Exploring Mg and Fe co-doped Li4Ti5O12 electrode for lithium-ion battery

• Published in: Materials chemistry and physics Vol. 329; p. 129939
• Main Authors: Priyono, Bambang, Faizah, Faizah, Lestari, Kiki Rezki, Sofyan, Nofrijon, Alfaruqi, Muhammad Hilmy, Kim, Jaekook, Syahrial, Anne Zulfia
• Format: Journal Article
• Language: English
• Published: Elsevier B.V 01.01.2025
• Subjects: Co-doping strategy; Density functional theory; Lithium titanate; Lithium-ion battery; Lithium-ion battery; Lithium titanate; Density functional theory; Co-doping strategy
• ISSN: 0254-0584
• DOI: 10.1016/j.matchemphys.2024.129939

Li4Ti5O12 (LTO) has been a great subject in lithium-ion battery research due to its high safety and electrochemical stability. However, the exploration of novel doping strategies to enhance its electrochemical performance remains a topic of interest. While single doping strategies have been widely investigated, co-doping strategies involving multiple dopants have only received limited attention. Here, we investigate the performance improvement of LTO through an Mg- and Fe-co-doping strategy. Fe precursors derived from steel manufacturing waste were used as dopants.

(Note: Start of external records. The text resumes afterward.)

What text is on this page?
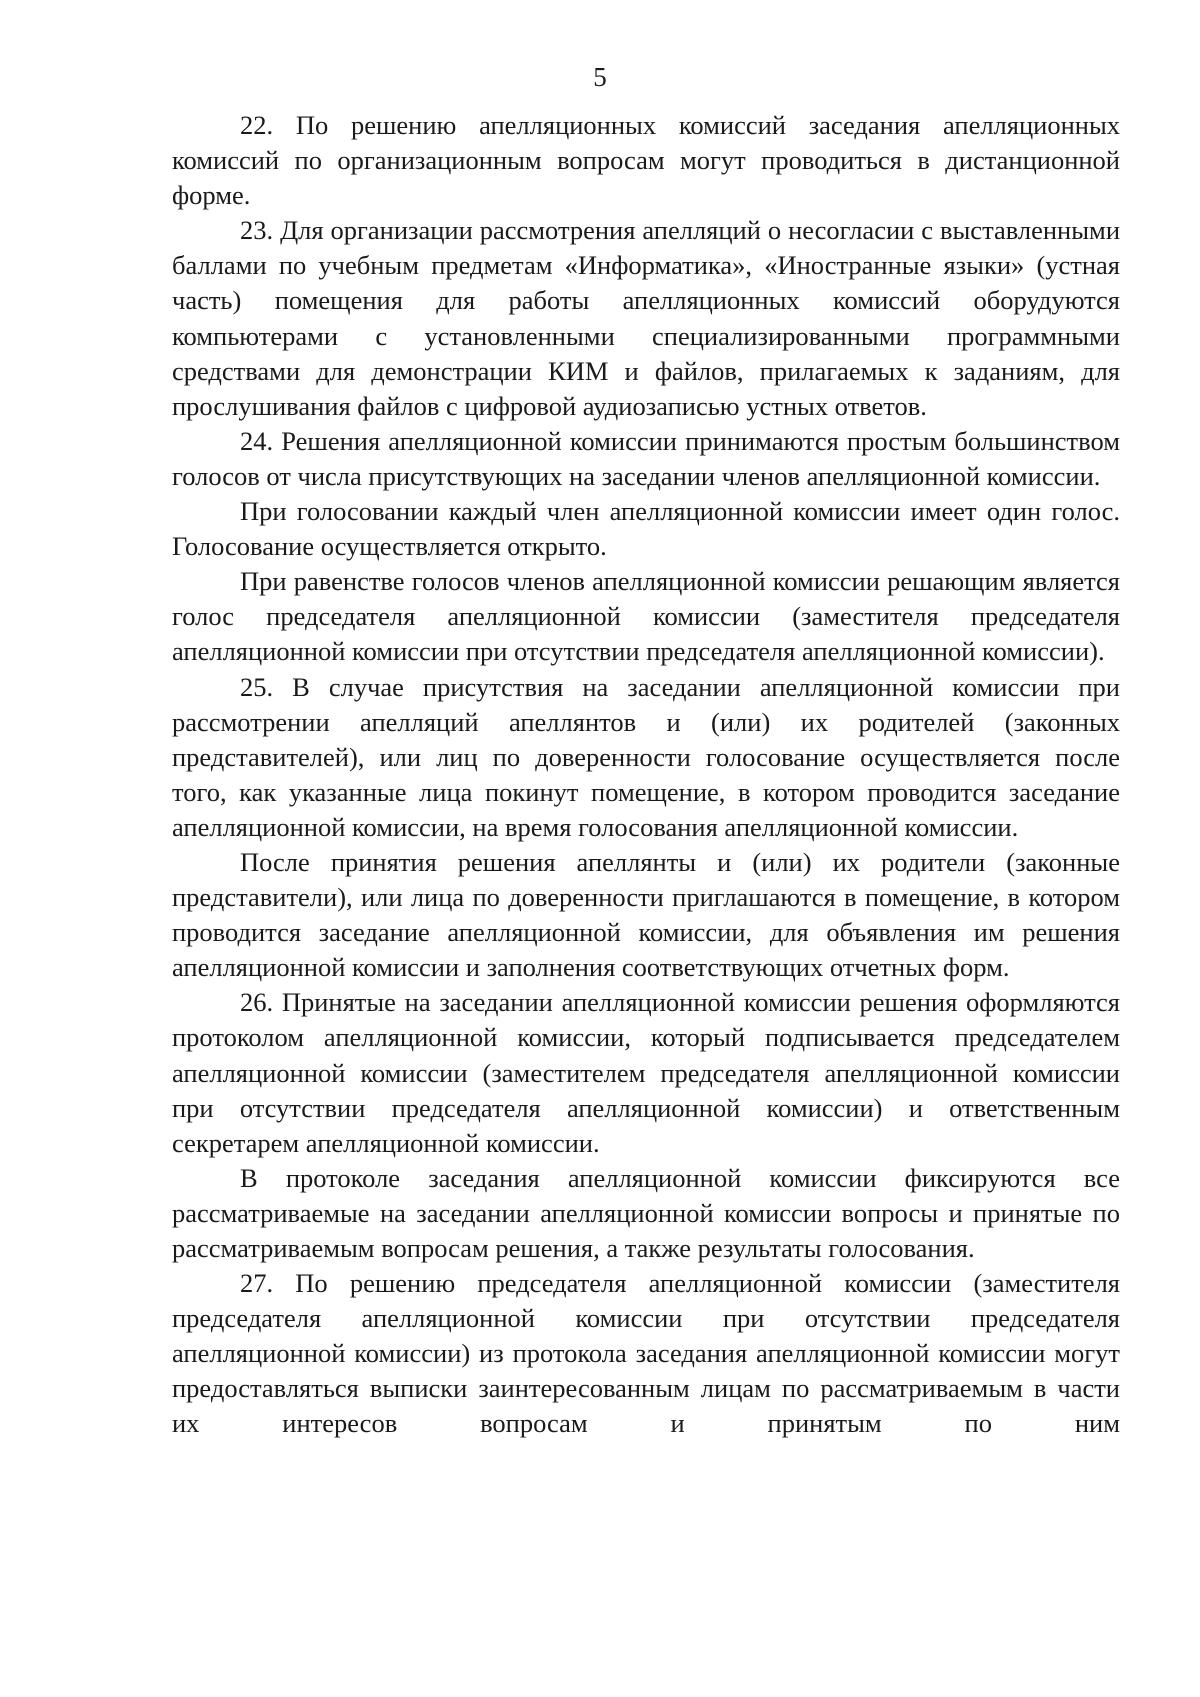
5

22. По решению апелляционных комиссий заседания апелляционных комиссий по организационным вопросам могут проводиться в дистанционной форме.

23. Для организации рассмотрения апелляций о несогласии с выставленными баллами по учебным предметам «Информатика», «Иностранные языки» (устная часть) помещения для работы апелляционных комиссий оборудуются компьютерами с установленными специализированными программными средствами для демонстрации КИМ и файлов, прилагаемых к заданиям, для прослушивания файлов с цифровой аудиозаписью устных ответов.

24. Решения апелляционной комиссии принимаются простым большинством голосов от числа присутствующих на заседании членов апелляционной комиссии.

При голосовании каждый член апелляционной комиссии имеет один голос. Голосование осуществляется открыто.

При равенстве голосов членов апелляционной комиссии решающим является голос председателя апелляционной комиссии (заместителя председателя апелляционной комиссии при отсутствии председателя апелляционной комиссии).

25. В случае присутствия на заседании апелляционной комиссии при рассмотрении апелляций апеллянтов и (или) их родителей (законных представителей), или лиц по доверенности голосование осуществляется после того, как указанные лица покинут помещение, в котором проводится заседание апелляционной комиссии, на время голосования апелляционной комиссии.

После принятия решения апеллянты и (или) их родители (законные представители), или лица по доверенности приглашаются в помещение, в котором проводится заседание апелляционной комиссии, для объявления им решения апелляционной комиссии и заполнения соответствующих отчетных форм.

26. Принятые на заседании апелляционной комиссии решения оформляются протоколом апелляционной комиссии, который подписывается председателем апелляционной комиссии (заместителем председателя апелляционной комиссии при отсутствии председателя апелляционной комиссии) и ответственным секретарем апелляционной комиссии.

В протоколе заседания апелляционной комиссии фиксируются все рассматриваемые на заседании апелляционной комиссии вопросы и принятые по рассматриваемым вопросам решения, а также результаты голосования.

27. По решению председателя апелляционной комиссии (заместителя председателя апелляционной комиссии при отсутствии председателя апелляционной комиссии) из протокола заседания апелляционной комиссии могут предоставляться выписки заинтересованным лицам по рассматриваемым в части их интересов вопросам и принятым по ним
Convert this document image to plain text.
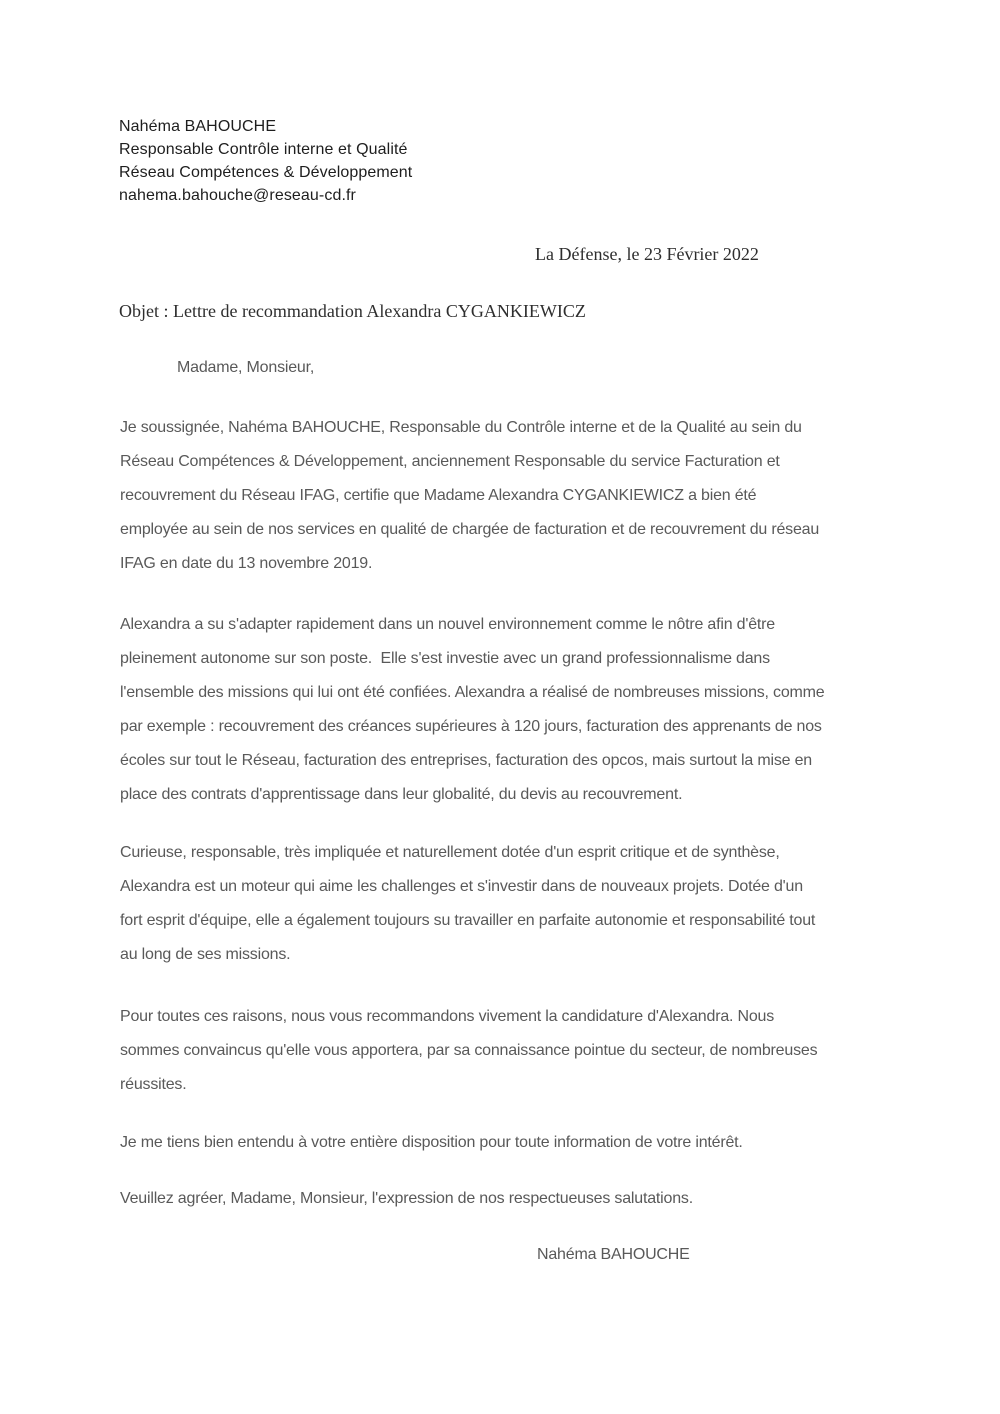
Nahéma BAHOUCHE
Responsable Contrôle interne et Qualité
Réseau Compétences & Développement
nahema.bahouche@reseau-cd.fr
La Défense, le 23 Février 2022
Objet : Lettre de recommandation Alexandra CYGANKIEWICZ
Madame, Monsieur,
Je soussignée, Nahéma BAHOUCHE, Responsable du Contrôle interne et de la Qualité au sein du
Réseau Compétences & Développement, anciennement Responsable du service Facturation et
recouvrement du Réseau IFAG, certifie que Madame Alexandra CYGANKIEWICZ a bien été
employée au sein de nos services en qualité de chargée de facturation et de recouvrement du réseau
IFAG en date du 13 novembre 2019.
Alexandra a su s'adapter rapidement dans un nouvel environnement comme le nôtre afin d'être
pleinement autonome sur son poste.  Elle s'est investie avec un grand professionnalisme dans
l'ensemble des missions qui lui ont été confiées. Alexandra a réalisé de nombreuses missions, comme
par exemple : recouvrement des créances supérieures à 120 jours, facturation des apprenants de nos
écoles sur tout le Réseau, facturation des entreprises, facturation des opcos, mais surtout la mise en
place des contrats d'apprentissage dans leur globalité, du devis au recouvrement.
Curieuse, responsable, très impliquée et naturellement dotée d'un esprit critique et de synthèse,
Alexandra est un moteur qui aime les challenges et s'investir dans de nouveaux projets. Dotée d'un
fort esprit d'équipe, elle a également toujours su travailler en parfaite autonomie et responsabilité tout
au long de ses missions.
Pour toutes ces raisons, nous vous recommandons vivement la candidature d'Alexandra. Nous
sommes convaincus qu'elle vous apportera, par sa connaissance pointue du secteur, de nombreuses
réussites.
Je me tiens bien entendu à votre entière disposition pour toute information de votre intérêt.
Veuillez agréer, Madame, Monsieur, l'expression de nos respectueuses salutations.
Nahéma BAHOUCHE
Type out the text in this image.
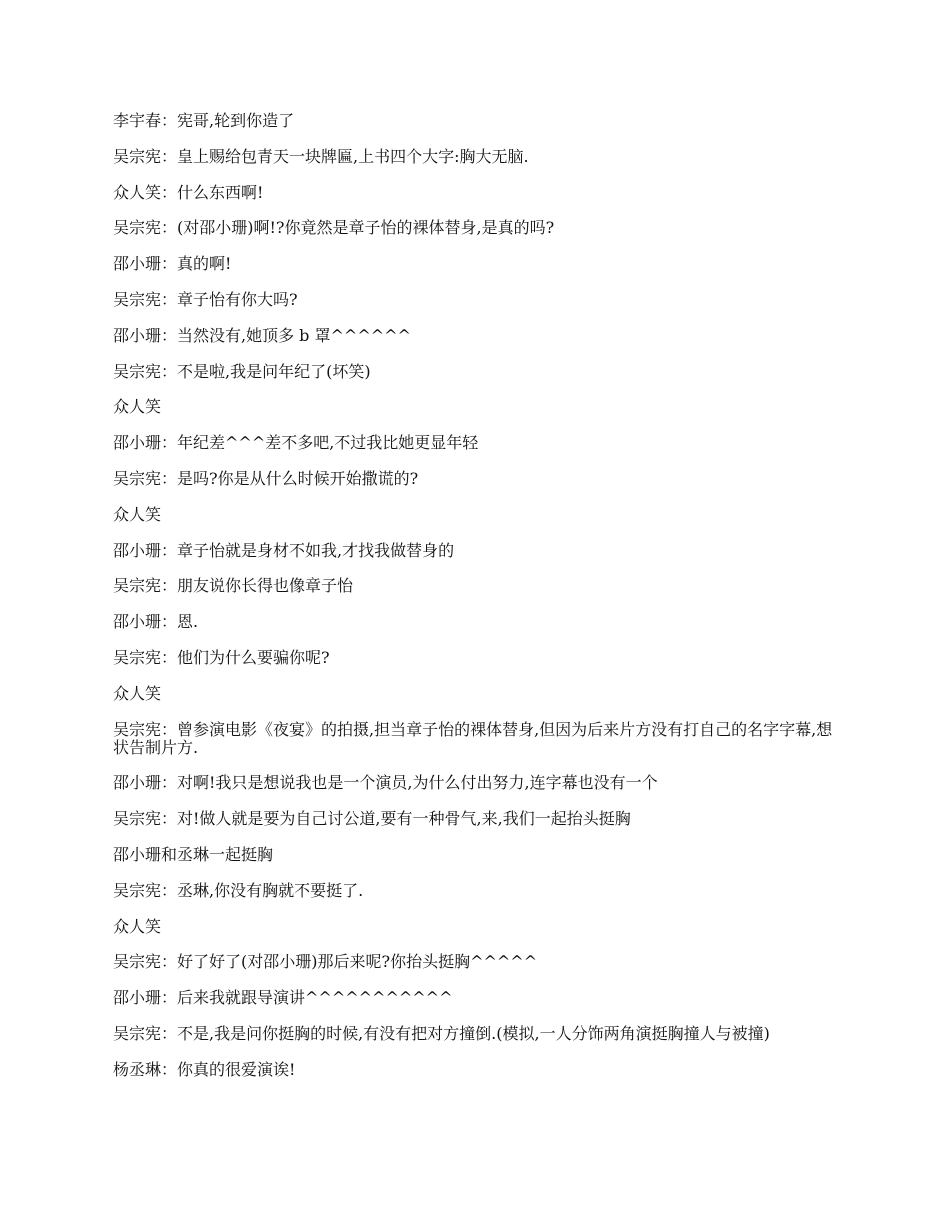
李宇春：宪哥,轮到你造了

吴宗宪：皇上赐给包青天一块牌匾,上书四个大字:胸大无脑.

众人笑：什么东西啊!

吴宗宪：(对邵小珊)啊!?你竟然是章子怡的裸体替身,是真的吗?

邵小珊：真的啊!

吴宗宪：章子怡有你大吗?

邵小珊：当然没有,她顶多 b 罩^^^^^^

吴宗宪：不是啦,我是问年纪了(坏笑)

众人笑

邵小珊：年纪差^^^差不多吧,不过我比她更显年轻

吴宗宪：是吗?你是从什么时候开始撒谎的?

众人笑

邵小珊：章子怡就是身材不如我,才找我做替身的

吴宗宪：朋友说你长得也像章子怡

邵小珊：恩.

吴宗宪：他们为什么要骗你呢?

众人笑

吴宗宪：曾参演电影《夜宴》的拍摄,担当章子怡的裸体替身,但因为后来片方没有打自己的名字字幕,想状告制片方.

邵小珊：对啊!我只是想说我也是一个演员,为什么付出努力,连字幕也没有一个

吴宗宪：对!做人就是要为自己讨公道,要有一种骨气,来,我们一起抬头挺胸

邵小珊和丞琳一起挺胸

吴宗宪：丞琳,你没有胸就不要挺了.

众人笑

吴宗宪：好了好了(对邵小珊)那后来呢?你抬头挺胸^^^^^

邵小珊：后来我就跟导演讲^^^^^^^^^^^

吴宗宪：不是,我是问你挺胸的时候,有没有把对方撞倒.(模拟,一人分饰两角演挺胸撞人与被撞)

杨丞琳：你真的很爱演诶!
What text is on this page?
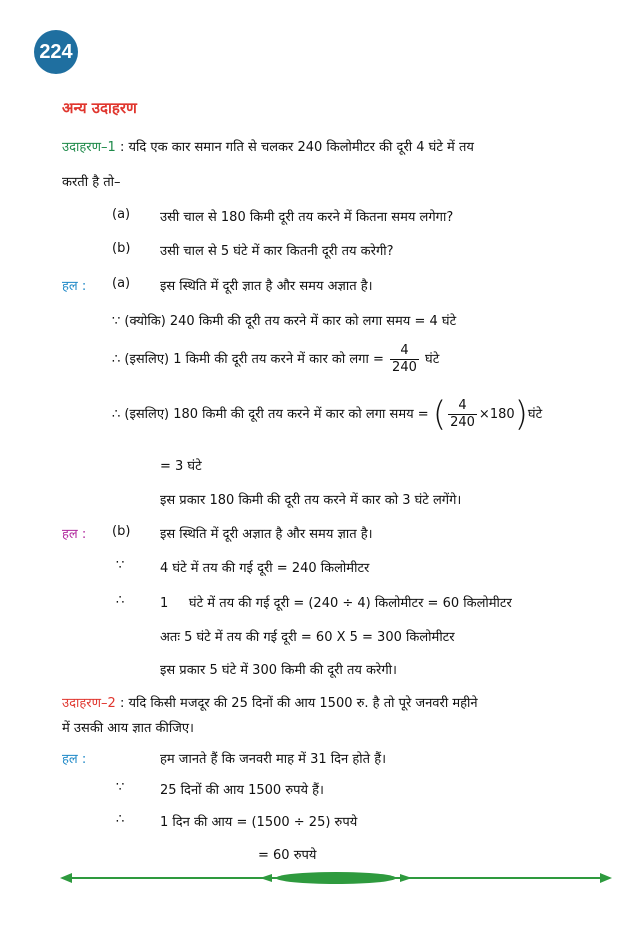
224
अन्य उदाहरण
उदाहरण–1 : यदि एक कार समान गति से चलकर 240 किलोमीटर की दूरी 4 घंटे में तय
करती है तो–
(a) उसी चाल से 180 किमी दूरी तय करने में कितना समय लगेगा?
(b) उसी चाल से 5 घंटे में कार कितनी दूरी तय करेगी?
हल : (a) इस स्थिति में दूरी ज्ञात है और समय अज्ञात है।
∵ (क्योकि) 240 किमी की दूरी तय करने में कार को लगा समय = 4 घंटे
∴ (इसलिए) 1 किमी की दूरी तय करने में कार को लगा = $\frac{4}{240}$ घंटे
∴ (इसलिए) 180 किमी की दूरी तय करने में कार को लगा समय = ( $\frac{4}{240}$ ×180)घंटे
= 3 घंटे
इस प्रकार 180 किमी की दूरी तय करने में कार को 3 घंटे लगेंगे।
हल : (b) इस स्थिति में दूरी अज्ञात है और समय ज्ञात है।
∵	4 घंटे में तय की गई दूरी = 240 किलोमीटर
∴	1     घंटे में तय की गई दूरी = (240 ÷ 4) किलोमीटर = 60 किलोमीटर
अतः 5 घंटे में तय की गई दूरी = 60 X 5 = 300 किलोमीटर
इस प्रकार 5 घंटे में 300 किमी की दूरी तय करेगी।
उदाहरण–2 : यदि किसी मजदूर की 25 दिनों की आय 1500 रु. है तो पूरे जनवरी महीने
में उसकी आय ज्ञात कीजिए।
हल :	हम जानते हैं कि जनवरी माह में 31 दिन होते हैं।
∵	25 दिनों की आय 1500 रुपये हैं।
∴	1 दिन की आय = (1500 ÷ 25) रुपये
= 60 रुपये
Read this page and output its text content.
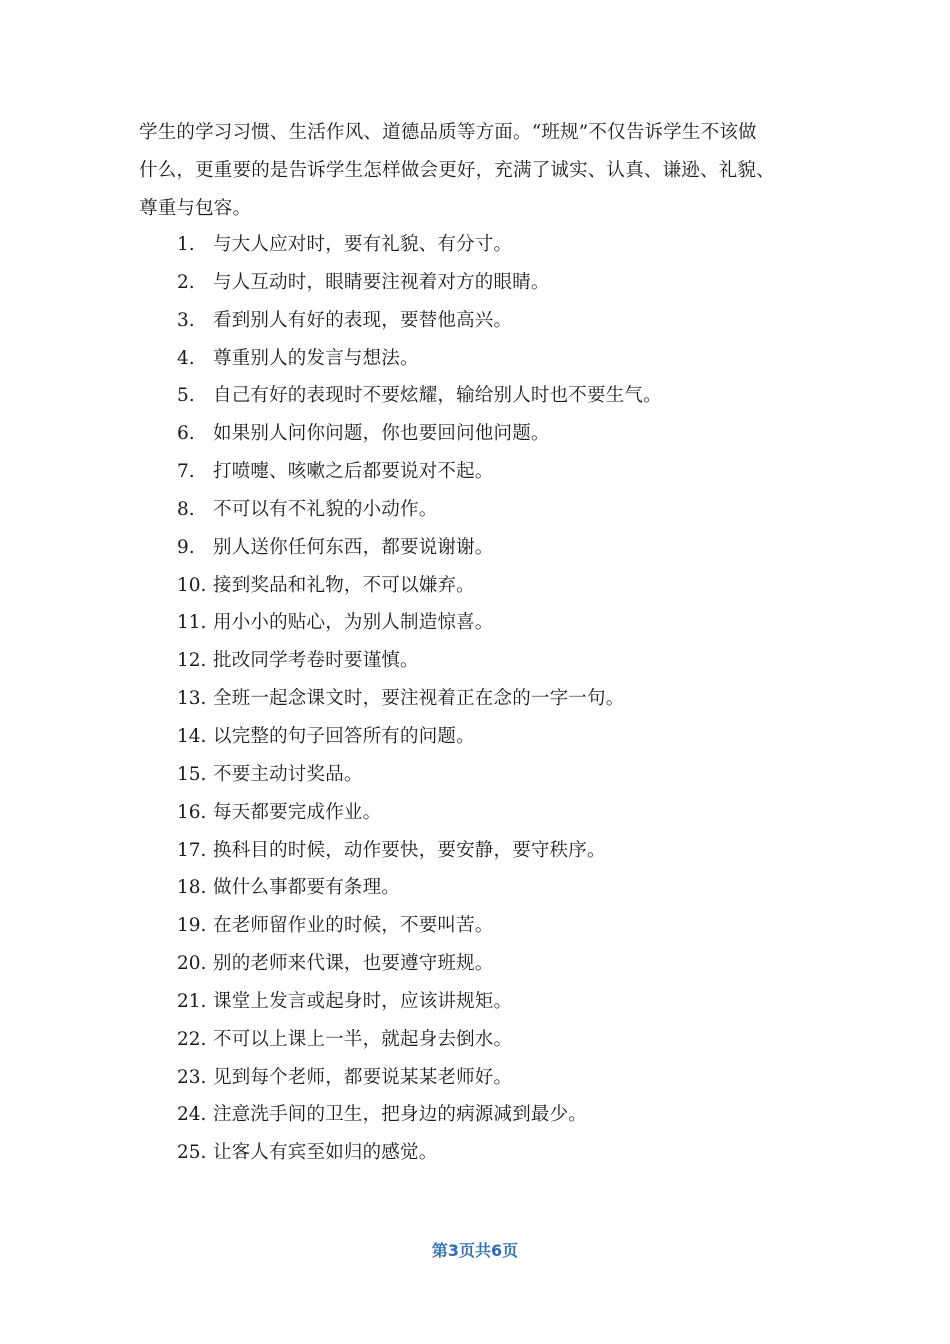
学生的学习习惯、生活作风、道德品质等方面。“班规”不仅告诉学生不该做
什么，更重要的是告诉学生怎样做会更好，充满了诚实、认真、谦逊、礼貌、
尊重与包容。
1. 与大人应对时，要有礼貌、有分寸。
2. 与人互动时，眼睛要注视着对方的眼睛。
3. 看到别人有好的表现，要替他高兴。
4. 尊重别人的发言与想法。
5. 自己有好的表现时不要炫耀，输给别人时也不要生气。
6. 如果别人问你问题，你也要回问他问题。
7. 打喷嚏、咳嗽之后都要说对不起。
8. 不可以有不礼貌的小动作。
9. 别人送你任何东西，都要说谢谢。
10. 接到奖品和礼物，不可以嫌弃。
11. 用小小的贴心，为别人制造惊喜。
12. 批改同学考卷时要谨慎。
13. 全班一起念课文时，要注视着正在念的一字一句。
14. 以完整的句子回答所有的问题。
15. 不要主动讨奖品。
16. 每天都要完成作业。
17. 换科目的时候，动作要快，要安静，要守秩序。
18. 做什么事都要有条理。
19. 在老师留作业的时候，不要叫苦。
20. 别的老师来代课，也要遵守班规。
21. 课堂上发言或起身时，应该讲规矩。
22. 不可以上课上一半，就起身去倒水。
23. 见到每个老师，都要说某某老师好。
24. 注意洗手间的卫生，把身边的病源减到最少。
25. 让客人有宾至如归的感觉。
第3页共6页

Experimental results reveal that the co-doped samples exhibit enhanced capacity, cycleability, and rate capability. The theoretical analysis also provides valuable information on the electronic and structural changes induced by Mg- and Fe-co-doping, elucidating the impact on lithium-ion diffusion and storage. This approach contributes to the sustainable utilization of industrial waste and offers a low-cost method for the improvement of electrode materials. [Display omitted] •Mg- and Fe co-doping improves capacity, cycleability, and rate capability of LTO.•The enhanced LTO performance are due to improved electronic and ionic transport.•Fe precursors from steel waste offer sustainable and low-cost electrode development.